Qualora il socio ricorrente ex art. 2476, secondo comma, c.c. che non partecipa all’amministrazione sia anche concorrente della società, e lo svolgimento di attività concorrenziale sia sostanzialmente pacifico e attuale, la limitazione del diritto di accesso alla documentazione sociale deve essere configurata in termini più stringenti, circoscrivendo l’accesso a quei soli documenti rispetto ai quali il reclamante dimostri uno specifico proprio interesse alla consultazione e nelle modalità più idonee ad evitare ulteriori momenti di conflitto, dovendosi realizzare un contemperamento tra il diritto del socio ad essere informato e le esigenze della società meritevoli di tutela (anche in termini di riservatezza), alla stregua del principio di buona fede nell'esecuzione del contratto di società. Ne consegue che i soci non possono esercitare i propri diritti di controllo con modalità tali da recare intralcio alla gestione societaria ovvero da svantaggiare la società nei rapporti con imprese concorrenti, essendo illegittimi i comportamenti del socio rivolti a fini diversi da quelli strettamente informativi e potendo l’amministratore negare l’accesso o adottare misure di protezione dei dati sensibili.
In tema di atti di concorrenza sleale, poste le differenze intercorrenti tra le informazioni segrete, tutelate ex artt. 98 e 99 C.P.I. e le informazioni riservate, cioè le informazioni prive dei requisiti di segretezza e segretazione, rientra nell’art. 2598 n. 3, c.c., l’atto con cui un’impresa concorrente sottrae le informazioni riservate contenute nel data base di proprietà di un’altra società.

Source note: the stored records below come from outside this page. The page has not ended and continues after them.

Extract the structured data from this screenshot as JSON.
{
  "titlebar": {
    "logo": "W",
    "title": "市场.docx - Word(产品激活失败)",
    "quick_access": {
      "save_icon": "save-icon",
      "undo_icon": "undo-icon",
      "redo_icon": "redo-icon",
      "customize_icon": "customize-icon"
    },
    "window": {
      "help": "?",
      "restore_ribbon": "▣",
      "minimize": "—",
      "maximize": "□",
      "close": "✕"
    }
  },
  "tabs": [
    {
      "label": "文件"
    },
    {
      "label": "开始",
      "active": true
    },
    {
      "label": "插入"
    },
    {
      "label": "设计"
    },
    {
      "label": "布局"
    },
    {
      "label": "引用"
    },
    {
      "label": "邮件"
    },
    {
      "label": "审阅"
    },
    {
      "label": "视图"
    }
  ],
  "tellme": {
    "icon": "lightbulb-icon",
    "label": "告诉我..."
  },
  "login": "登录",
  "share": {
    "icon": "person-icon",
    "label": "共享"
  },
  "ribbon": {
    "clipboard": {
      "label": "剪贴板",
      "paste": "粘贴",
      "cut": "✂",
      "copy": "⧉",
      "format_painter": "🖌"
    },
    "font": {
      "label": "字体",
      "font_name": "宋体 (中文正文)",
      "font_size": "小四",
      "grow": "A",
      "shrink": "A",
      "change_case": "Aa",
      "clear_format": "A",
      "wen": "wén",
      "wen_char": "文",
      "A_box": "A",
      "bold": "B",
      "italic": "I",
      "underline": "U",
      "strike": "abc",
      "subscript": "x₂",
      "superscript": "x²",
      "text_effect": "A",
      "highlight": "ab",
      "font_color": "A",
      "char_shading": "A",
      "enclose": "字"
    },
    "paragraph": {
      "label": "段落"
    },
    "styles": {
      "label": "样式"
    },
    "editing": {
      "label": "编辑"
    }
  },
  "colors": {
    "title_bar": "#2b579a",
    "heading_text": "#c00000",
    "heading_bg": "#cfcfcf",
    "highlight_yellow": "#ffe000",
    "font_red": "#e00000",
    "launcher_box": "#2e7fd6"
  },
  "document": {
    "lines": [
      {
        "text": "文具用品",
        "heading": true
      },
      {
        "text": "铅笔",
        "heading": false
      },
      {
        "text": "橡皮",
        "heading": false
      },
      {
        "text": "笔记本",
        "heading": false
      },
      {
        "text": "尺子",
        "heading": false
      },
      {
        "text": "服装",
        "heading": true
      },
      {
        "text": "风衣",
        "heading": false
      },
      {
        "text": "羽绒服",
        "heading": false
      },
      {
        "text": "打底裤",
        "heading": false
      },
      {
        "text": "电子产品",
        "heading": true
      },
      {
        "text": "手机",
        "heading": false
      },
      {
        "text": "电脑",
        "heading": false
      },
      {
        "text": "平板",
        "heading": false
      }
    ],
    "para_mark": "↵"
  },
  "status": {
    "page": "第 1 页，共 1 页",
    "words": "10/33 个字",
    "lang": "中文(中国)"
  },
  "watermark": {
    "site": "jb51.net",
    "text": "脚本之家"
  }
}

[Nella specie, il Tribunale di Napoli, ritenendo risarcibile il danno da sottrazione dei contatti cd. “profilati” contenuti nel data base di proprietà della società lesa, provvedeva a liquidare in via equitativa il danno osservando che, pure a volere ritenere questi contatti come concrete opportunità di vendita (leads), la “profilazione” contiene, in realtà, un numero limitato di informazioni ed assume un rilievo diverso a seconda che venga effettuata da un utente professionale (ad es. Facebook, Instagram) ovvero da soggetti privati.]
Il concreto esercizio del diritto di consultazione della documentazione sociale ai sensi dell'art. 2476 c.c. deve essere determinato in applicazione del principio di buona fede, che rappresenta canone generale (altro…)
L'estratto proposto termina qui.